Interview mit Abubakr Ahmed vom Sudanesischen Jugendverband

Auf einer breit angelegten internationalen antiimperialistischen Konferenz im Januar in Beirut hatten wir die Möglichkeit, dieses Interview mit Abubakr Ahmed, dem Chef des Sekretariats für Internationale Beziehung des Sudanesischen Jugendverbandes, zu führen.

Können Sie bitte sich und Ihre Organisation kurz vorstellen?
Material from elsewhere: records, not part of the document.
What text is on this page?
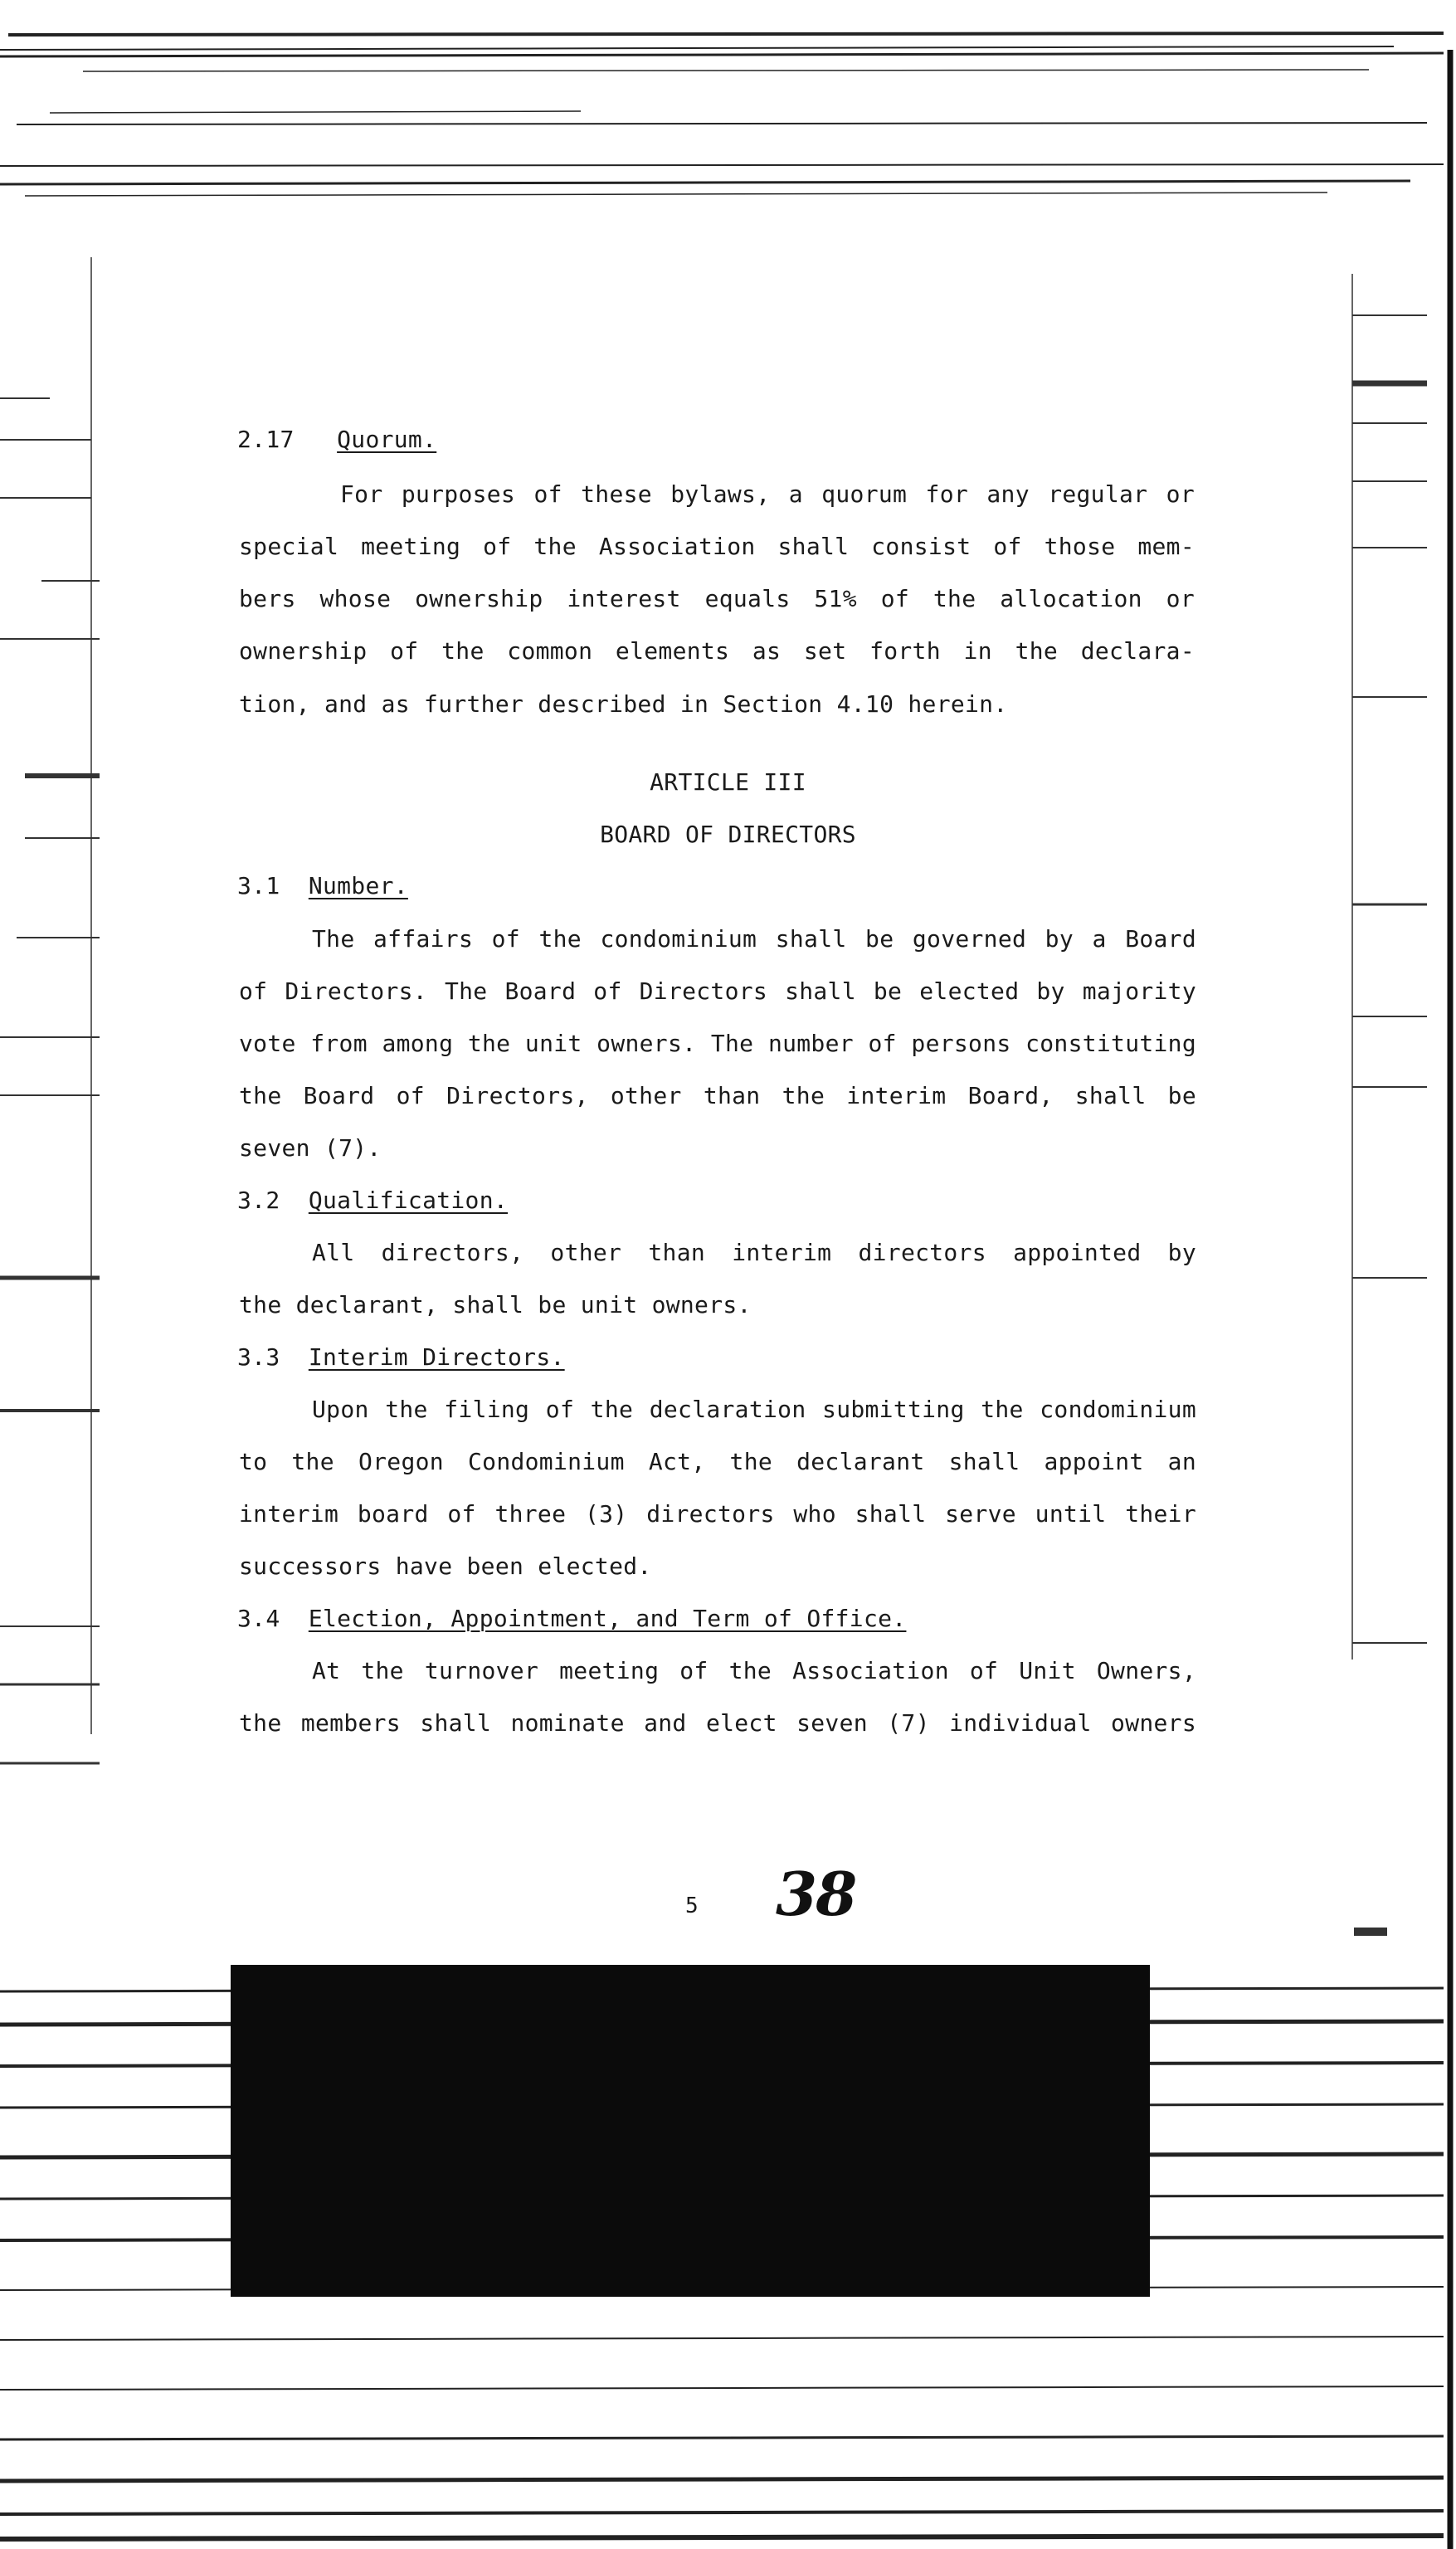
2.17 Quorum.
For purposes of these bylaws, a quorum for any regular or
special meeting of the Association shall consist of those mem-
bers whose ownership interest equals 51% of the allocation or
ownership of the common elements as set forth in the declara-
tion, and as further described in Section 4.10 herein.
ARTICLE III
BOARD OF DIRECTORS
3.1 Number.
The affairs of the condominium shall be governed by a Board
of Directors. The Board of Directors shall be elected by majority
vote from among the unit owners. The number of persons constituting
the Board of Directors, other than the interim Board, shall be
seven (7).
3.2 Qualification.
All directors, other than interim directors appointed by
the declarant, shall be unit owners.
3.3 Interim Directors.
Upon the filing of the declaration submitting the condominium
to the Oregon Condominium Act, the declarant shall appoint an
interim board of three (3) directors who shall serve until their
successors have been elected.
3.4 Election, Appointment, and Term of Office.
At the turnover meeting of the Association of Unit Owners,
the members shall nominate and elect seven (7) individual owners
5 38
Mein Name ist Abubakr Ahmed und ich bin Vertreter der National Federation of Sudanese Youth, einer Organisation, die mehr als zwei Millionen Jugendliche repräsentiert.

Welchen Beitrag leistet NFSY zum Antiimperialismus?

Meine Organisation vertritt die Interessen des Staates Sudan, von dem allgemein bekannt ist, dass er seit 20 Jahren dem Imperialismus mit verschiedensten Mitteln und an unterschiedlichen Fronten entgegentritt. Speziell unserer Jugendorganisation kommt es darauf an, immer auf der Seite der Wahrheit zu stehen, was logischerweise Widerstand gegen imperialistische Politik bedeutet. Es ist unsere Politik, weltweit jeden zu unterstützen, der sich ernsthaft für Frieden, Völkerrecht, Humanitäres und den Stopp imperialistischer Aggessionen einsetzt. Daraus ergeben sich dann unsere Positionen bezüglich der Konflikte in Palästina, Libanon, Irak, Iran und Afghanistan, aber auch zu den USA und Europa.

Welchen Aggressionen war die Republik Sudan in letzter Zeit ausgesetzt?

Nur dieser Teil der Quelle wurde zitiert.